When writing, I think of him, and sometimes write for him. My next novel, The Bear – which charts a man’s search for forgiveness in the face of all he’s done – is infused with Oscar, or at least, the love I feel for him. For me, writing has always been about living, and vice versa. Going into this next stage of my life, it’s even more so, and thus I seek to meld the father and the writer.
The book comes in fits and spurts. I sometimes only get to write at three, four in the morning, time wise not unlike during those first few days of caring for Oscar. So for all my talk of the differences between writing and parenting, I’m struck by similarity. By the love that gets you up; that keeps you coming long after you should have already crashed.
Showing up is what we do, as writers and as parents.
Laurie Steed is an author, teacher, manuscript assessor, and reviewer. His stories have been broadcast on BBC Radio 4 and published in Best Australian Stories, The Age, Meanjin, Westerly, Island, The Sleepers Almanac and elsewhere. He won the Patricia Hackett Prize for Fiction in 2012, and is the recipient of fellowships from The University of Iowa, The Baltic Writing Residency, The Elizabeth Kostova Foundation, Varuna – The Writers’ House, Writers Victoria, The Katharine Susannah Prichard Writers’ Centre and The Fellowship of Writers (WA). He lives in Perth, Western Australia. More information at: http://www.lauriesteed.com
You can follow him on Twitter http://www.twitter.com/lauriesteed and Facebook http://www.facebook.com/LaurieSteedAuthor
Annabel Smith says
The one part of this I can’t make any sense of is why you would get up at 6:30 BEFORE you had kids! Sheer madness. On a more serious note, it’s great to read about the writing/parenting juggle from a dad’s perspective
Laurie Steed says
Thanks for reading, Annabel,
Pre-Oscar, writing was pretty much the only thing that could get me up that early! I do feel particularly old getting tired at say seven, eight at night. It doesn’t help that I’ve taken to wearing cardigans and complaining about supermarket prices…

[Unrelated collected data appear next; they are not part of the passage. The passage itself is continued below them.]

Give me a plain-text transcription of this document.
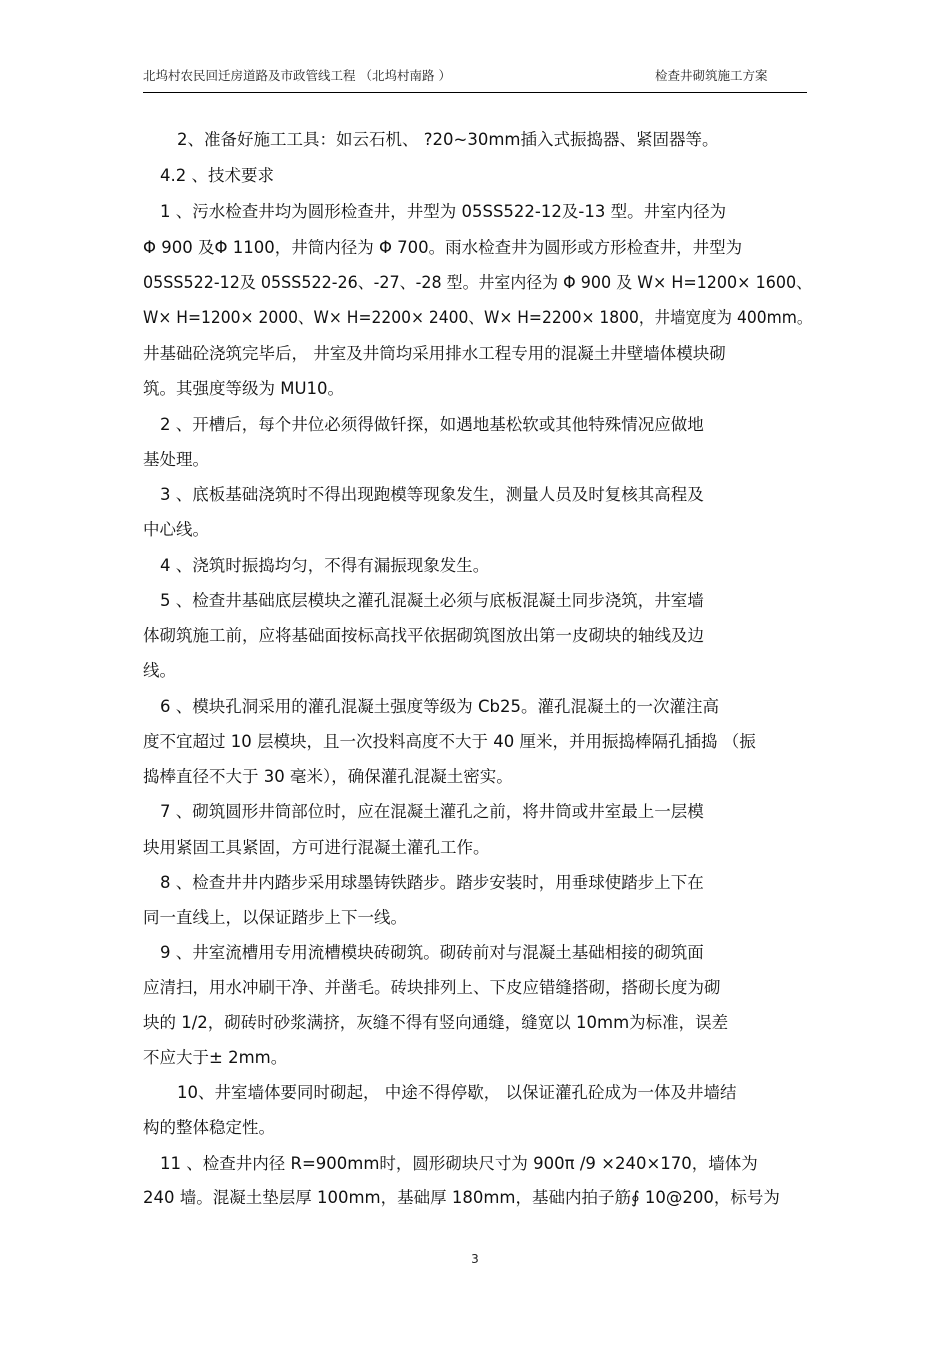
北坞村农民回迁房道路及市政管线工程 （北坞村南路 ）	检查井砌筑施工方案
2、准备好施工工具：如云石机、 ?20~30mm插入式振捣器、紧固器等。
4.2 、技术要求
1 、污水检查井均为圆形检查井，井型为 05SS522-12及-13 型。井室内径为
Φ 900 及Φ 1100，井筒内径为 Φ 700。雨水检查井为圆形或方形检查井，井型为
05SS522-12及 05SS522-26、-27、-28 型。井室内径为 Φ 900 及 W× H=1200× 1600、
W× H=1200× 2000、W× H=2200× 2400、W× H=2200× 1800，井墙宽度为 400mm。
井基础砼浇筑完毕后， 井室及井筒均采用排水工程专用的混凝土井壁墙体模块砌
筑。其强度等级为 MU10。
2 、开槽后，每个井位必须得做钎探，如遇地基松软或其他特殊情况应做地
基处理。
3 、底板基础浇筑时不得出现跑模等现象发生，测量人员及时复核其高程及
中心线。
4 、浇筑时振捣均匀，不得有漏振现象发生。
5 、检查井基础底层模块之灌孔混凝土必须与底板混凝土同步浇筑，井室墙
体砌筑施工前，应将基础面按标高找平依据砌筑图放出第一皮砌块的轴线及边
线。
6 、模块孔洞采用的灌孔混凝土强度等级为 Cb25。灌孔混凝土的一次灌注高
度不宜超过 10 层模块，且一次投料高度不大于 40 厘米，并用振捣棒隔孔插捣 （振
捣棒直径不大于 30 毫米），确保灌孔混凝土密实。
7 、砌筑圆形井筒部位时，应在混凝土灌孔之前，将井筒或井室最上一层模
块用紧固工具紧固，方可进行混凝土灌孔工作。
8 、检查井井内踏步采用球墨铸铁踏步。踏步安装时，用垂球使踏步上下在
同一直线上，以保证踏步上下一线。
9 、井室流槽用专用流槽模块砖砌筑。砌砖前对与混凝土基础相接的砌筑面
应清扫，用水冲刷干净、并凿毛。砖块排列上、下皮应错缝搭砌，搭砌长度为砌
块的 1/2，砌砖时砂浆满挤，灰缝不得有竖向通缝，缝宽以 10mm为标准，误差
不应大于± 2mm。
10、井室墙体要同时砌起， 中途不得停歇， 以保证灌孔砼成为一体及井墙结
构的整体稳定性。
11 、检查井内径 R=900mm时，圆形砌块尺寸为 900π /9 ×240×170，墙体为
240 墙。混凝土垫层厚 100mm，基础厚 180mm，基础内拍子筋∮ 10@200，标号为
3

Thanks for reaching out. Parent-writers need all the support we can get, if only to find a point of balance and continued confidence.
Annabel Smith says
Supermarket prices are RIDICULOUS though!
Nathan Hobby says
Beautiful and funny, Laurie. Memoir suits you. I will take this piece as both warning and encouragement over the months ahead.
Laurie Steed says
Thanks for the kind words, Nathan! Fatherhood suits you, I think. Some might suggest that as writers, we’re ill equipped to be present, or indeed to watch on without analysis. I’d argue there’s no better role model for a young boy or girl than a parent who’s passionate about what they do: who must at times escape to the desk, but who comes back all the more intent on raising the child to the best of their ability.
Irma Gold says
Great piece, Laurie. And I love that we’re hearing from a dad about the messy mix of parenting and writing. Women always get asked about this stuff, but rarely men it seems.
Laurie Steed says
Hi Irma,
Thanks for reading. Parenting presents all manner of myths as truth, particularly when it comes to gender roles. I even recall some skepticism when my wife first suggested we co-parent (for lack of a better term). This meant mornings, meals, baths, and sleep routines we shared as equals. Times we took and compared notes on how we might do things better. I’d like to say we’re fully equal but it varies. My wife is supremely organisational and theoretical, and I quite intuitive when it comes to parenting. We both make calls, and mess things up from time to time. Through it all there’s Oscar loving us in all our messiness. Quite heartening in the face of one’s inherent flaws to be looked up at with love and admiration.
Lee Kofman says
Thank you for discussing Laurie’s beautiful post on your blog! I enjoyed reading your entire entry.